The club’s spring and summer climbing activities at higher altitudes necessarily assume the aspects of winter climbs, with longer days and moderated temperatures offering the only differences. On March 27 Ice- fall Peak (8000 feet) in the Alaska Range was climbed by the Bjarne Holm party, which reached the summit in a first-route ascent from the Gakona Glacier. Peril Peak (7040 feet) in the Chugach saw its fourth ascent, and by far its earliest in the season, in the May 26 climb led by John Pinamont.

Significant but unsuccessful attempts were made to traverse the Sargent Icefield in March and to ascend the unclimbed north ridge of Mount Sergeant Robinson (10,500 feet) in August. The club continued its function as a clearing house of Alaskan climbing information by reporting, in addition to club climbs, the first recorded ascent of the highest point of the Sargent Icefield, Peak 6115', on March 10 by the Woelkers-Moore party. No formal mountaineering schools were held by the club this year, but assistance was rendered to local high schools undertaking climbing instruction. Members were also active participants in two avalanche operations and two downed-aircraft recovery attempts.

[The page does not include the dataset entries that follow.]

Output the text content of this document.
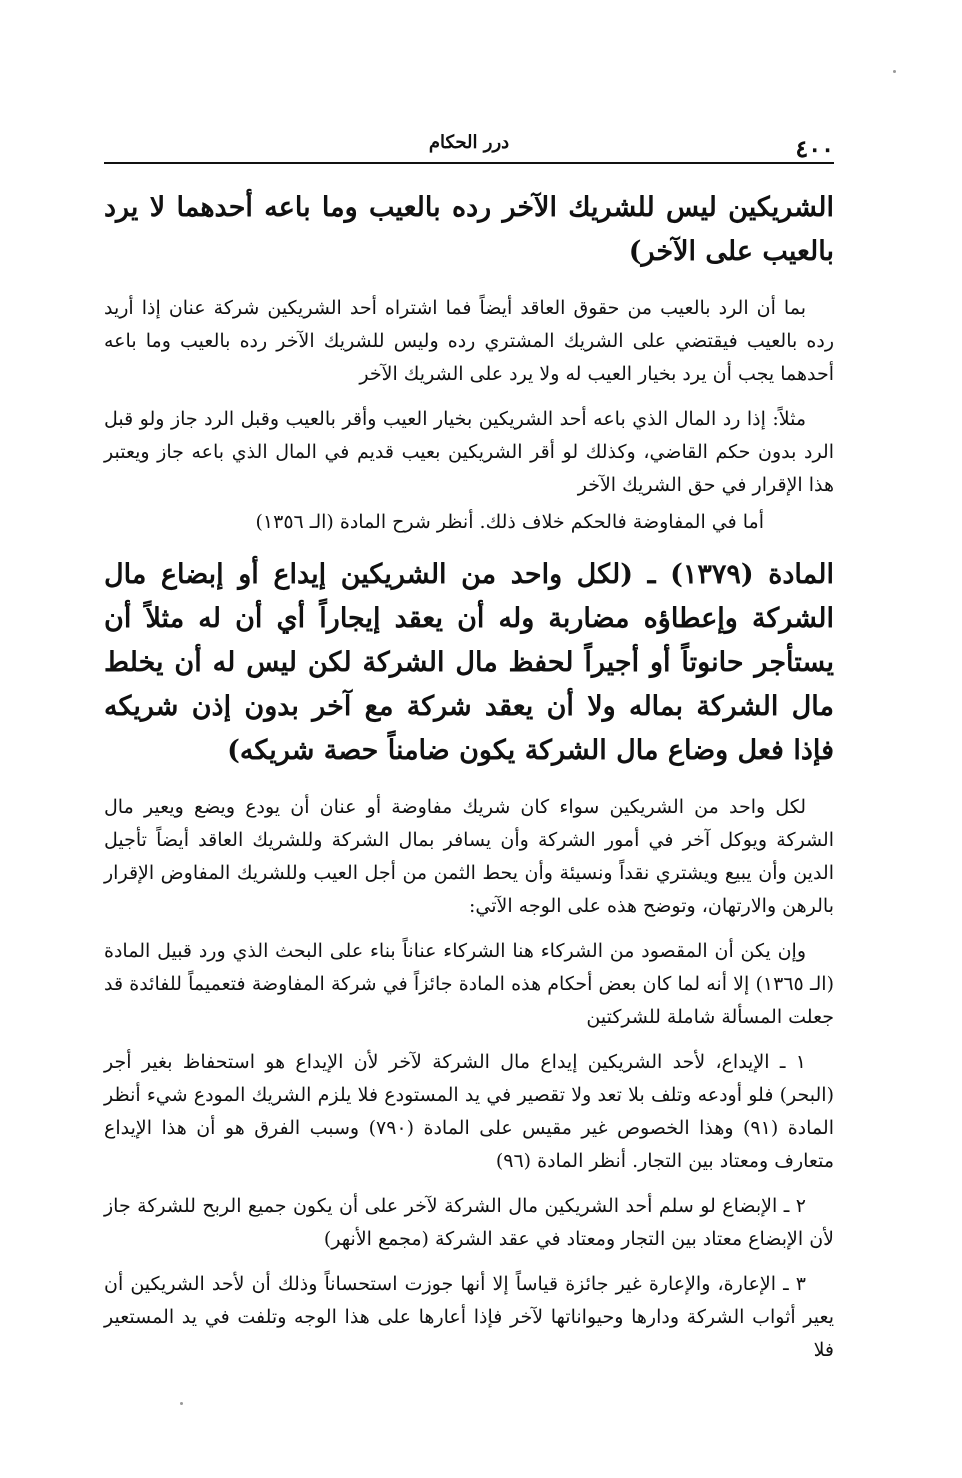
٤٠٠
درر الحكام

الشريكين ليس للشريك الآخر رده بالعيب وما باعه أحدهما لا يرد بالعيب على الآخر)

بما أن الرد بالعيب من حقوق العاقد أيضاً فما اشتراه أحد الشريكين شركة عنان إذا أريد رده بالعيب فيقتضي على الشريك المشتري رده وليس للشريك الآخر رده بالعيب وما باعه أحدهما يجب أن يرد بخيار العيب له ولا يرد على الشريك الآخر

مثلاً: إذا رد المال الذي باعه أحد الشريكين بخيار العيب وأقر بالعيب وقبل الرد جاز ولو قبل الرد بدون حكم القاضي، وكذلك لو أقر الشريكين بعيب قديم في المال الذي باعه جاز ويعتبر هذا الإقرار في حق الشريك الآخر

أما في المفاوضة فالحكم خلاف ذلك. أنظر شرح المادة (الـ ١٣٥٦)

المادة (١٣٧٩) ـ (لكل واحد من الشريكين إيداع أو إبضاع مال الشركة وإعطاؤه مضاربة وله أن يعقد إيجاراً أي أن له مثلاً أن يستأجر حانوتاً أو أجيراً لحفظ مال الشركة لكن ليس له أن يخلط مال الشركة بماله ولا أن يعقد شركة مع آخر بدون إذن شريكه فإذا فعل وضاع مال الشركة يكون ضامناً حصة شريكه)

لكل واحد من الشريكين سواء كان شريك مفاوضة أو عنان أن يودع ويضع ويعير مال الشركة ويوكل آخر في أمور الشركة وأن يسافر بمال الشركة وللشريك العاقد أيضاً تأجيل الدين وأن يبيع ويشتري نقداً ونسيئة وأن يحط الثمن من أجل العيب وللشريك المفاوض الإقرار بالرهن والارتهان، وتوضح هذه على الوجه الآتي:

وإن يكن أن المقصود من الشركاء هنا الشركاء عناناً بناء على البحث الذي ورد قبيل المادة (الـ ١٣٦٥) إلا أنه لما كان بعض أحكام هذه المادة جائزاً في شركة المفاوضة فتعميماً للفائدة قد جعلت المسألة شاملة للشركتين

١ ـ الإيداع، لأحد الشريكين إيداع مال الشركة لآخر لأن الإيداع هو استحفاظ بغير أجر (البحر) فلو أودعه وتلف بلا تعد ولا تقصير في يد المستودع فلا يلزم الشريك المودع شيء أنظر المادة (٩١) وهذا الخصوص غير مقيس على المادة (٧٩٠) وسبب الفرق هو أن هذا الإيداع متعارف ومعتاد بين التجار. أنظر المادة (٩٦)

٢ ـ الإبضاع لو سلم أحد الشريكين مال الشركة لآخر على أن يكون جميع الربح للشركة جاز لأن الإبضاع معتاد بين التجار ومعتاد في عقد الشركة (مجمع الأنهر)

٣ ـ الإعارة، والإعارة غير جائزة قياساً إلا أنها جوزت استحساناً وذلك أن لأحد الشريكين أن يعير أثواب الشركة ودارها وحيواناتها لآخر فإذا أعارها على هذا الوجه وتلفت في يد المستعير فلا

The Hiking Committee had an active year, completing a successful Chilikoot Pass trip as the prelude to more ambitious plans for hiking- climbing treks in 1975 to Katmai National Monument and the Arctic National Wildlife Range. And the club indirectly entered the political arena in a big way: long-time member and supporter Lowell Thomas, Jr., was elected Lieutenant-Governor of Alaska.

Despite the sad moments of 1974, the future of the club and of climbing in Alaska promises to be both active and rewarding.